Highlights from the 2025 program showcase its breadth and spirit of playful ingenuity. The “Paper Animatronics Workshop 2025” invites participants to animate stories through sound and motion using simple papercraft, while the “Scrapyard Challenge: Classic Arcade Game Controller Redesign Workshop” channels nostalgia and creativity by guiding attendees in building custom game controllers from found objects. For developers, “Optimizing Real-Time Gaussian Splat Rendering for Mobile and Standalone VR” delivers practical training in next-gen rendering techniques for mobile VR, and “Import bpy: Modern Add-on Development With Blender” unlocks Blender’s Python API for those interested in building sophisticated add-ons. These sessions, alongside others, reflect Labs’ core mission: to foster technical mastery and creative exploration through open, hands-on engagement.

Together, these five programs offer more than awe — they offer insight. As SIGGRAPH 2025 continues its legacy of showcasing what’s next, the Experience Hall reminds us that the future isn’t something to wait for; it’s something to step into. “Everything here invites you to touch, try, and learn,” Matsuda said. “The Experience Hall is SIGGRAPH’s core, tying together the many communities that come here to share their ideas.”

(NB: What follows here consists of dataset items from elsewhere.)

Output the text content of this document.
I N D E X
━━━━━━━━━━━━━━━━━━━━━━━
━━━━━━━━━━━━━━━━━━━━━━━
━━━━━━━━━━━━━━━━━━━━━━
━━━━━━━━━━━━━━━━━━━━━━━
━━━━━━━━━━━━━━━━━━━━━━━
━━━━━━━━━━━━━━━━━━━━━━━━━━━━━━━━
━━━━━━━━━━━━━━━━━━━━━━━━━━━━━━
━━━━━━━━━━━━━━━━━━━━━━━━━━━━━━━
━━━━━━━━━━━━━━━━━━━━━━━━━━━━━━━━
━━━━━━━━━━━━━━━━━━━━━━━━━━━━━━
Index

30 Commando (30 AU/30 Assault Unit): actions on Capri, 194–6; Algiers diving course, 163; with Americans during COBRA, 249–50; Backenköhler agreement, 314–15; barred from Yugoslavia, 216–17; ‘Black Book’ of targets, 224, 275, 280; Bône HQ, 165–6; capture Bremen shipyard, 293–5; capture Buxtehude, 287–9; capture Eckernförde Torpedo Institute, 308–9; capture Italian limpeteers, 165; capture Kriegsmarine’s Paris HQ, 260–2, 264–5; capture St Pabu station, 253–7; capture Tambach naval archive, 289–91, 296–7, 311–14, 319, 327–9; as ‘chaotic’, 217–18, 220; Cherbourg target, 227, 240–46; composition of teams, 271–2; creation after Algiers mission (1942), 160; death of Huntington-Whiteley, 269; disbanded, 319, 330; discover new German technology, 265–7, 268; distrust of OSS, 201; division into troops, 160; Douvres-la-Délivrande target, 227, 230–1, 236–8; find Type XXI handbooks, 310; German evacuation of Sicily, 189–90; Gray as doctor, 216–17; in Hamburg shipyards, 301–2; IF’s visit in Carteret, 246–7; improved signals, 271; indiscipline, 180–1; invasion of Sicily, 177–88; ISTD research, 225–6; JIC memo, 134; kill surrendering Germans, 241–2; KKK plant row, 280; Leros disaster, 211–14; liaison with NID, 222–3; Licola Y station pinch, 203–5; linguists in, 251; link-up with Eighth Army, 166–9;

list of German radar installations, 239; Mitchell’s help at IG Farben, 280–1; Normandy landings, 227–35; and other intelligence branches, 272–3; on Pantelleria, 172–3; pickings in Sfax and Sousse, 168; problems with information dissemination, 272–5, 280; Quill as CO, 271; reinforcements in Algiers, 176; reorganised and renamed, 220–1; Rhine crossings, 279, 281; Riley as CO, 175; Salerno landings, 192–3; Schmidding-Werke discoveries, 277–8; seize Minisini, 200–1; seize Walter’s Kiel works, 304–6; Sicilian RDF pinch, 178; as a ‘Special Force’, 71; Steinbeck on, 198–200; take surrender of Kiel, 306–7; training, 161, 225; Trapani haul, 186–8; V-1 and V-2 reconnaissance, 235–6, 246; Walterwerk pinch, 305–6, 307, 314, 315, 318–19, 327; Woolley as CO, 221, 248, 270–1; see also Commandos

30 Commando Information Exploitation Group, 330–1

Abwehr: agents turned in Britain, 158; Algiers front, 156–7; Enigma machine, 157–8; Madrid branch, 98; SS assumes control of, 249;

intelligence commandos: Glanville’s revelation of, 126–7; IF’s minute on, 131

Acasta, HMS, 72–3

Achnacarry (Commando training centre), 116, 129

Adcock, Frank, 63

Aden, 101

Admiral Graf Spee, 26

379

Find more information about SIGGRAPH 2025, including registration options, at s2025.siggraph.org.

About ACM, ACM SIGGRAPH, and SIGGRAPH 2025
The Association for Computing Machinery (ACM) is the world’s largest educational and scientific computing society, uniting educators, researchers, and professionals to inspire dialogue, share resources, and address the field’s challenges.  SIGGRAPH is a special interest group within ACM that serves as an interdisciplinary community for members in research, technology, and applications in computer graphics and interactive techniques. The SIGGRAPH conference is the world’s leading annual interdisciplinary educational experience showcasing the latest in computer graphics and interactive techniques. SIGGRAPH 2025, the 52nd annual conference hosted by ACM SIGGRAPH, will take place live 10–14 August at the Vancouver Convention Centre, along with a Virtual Access option.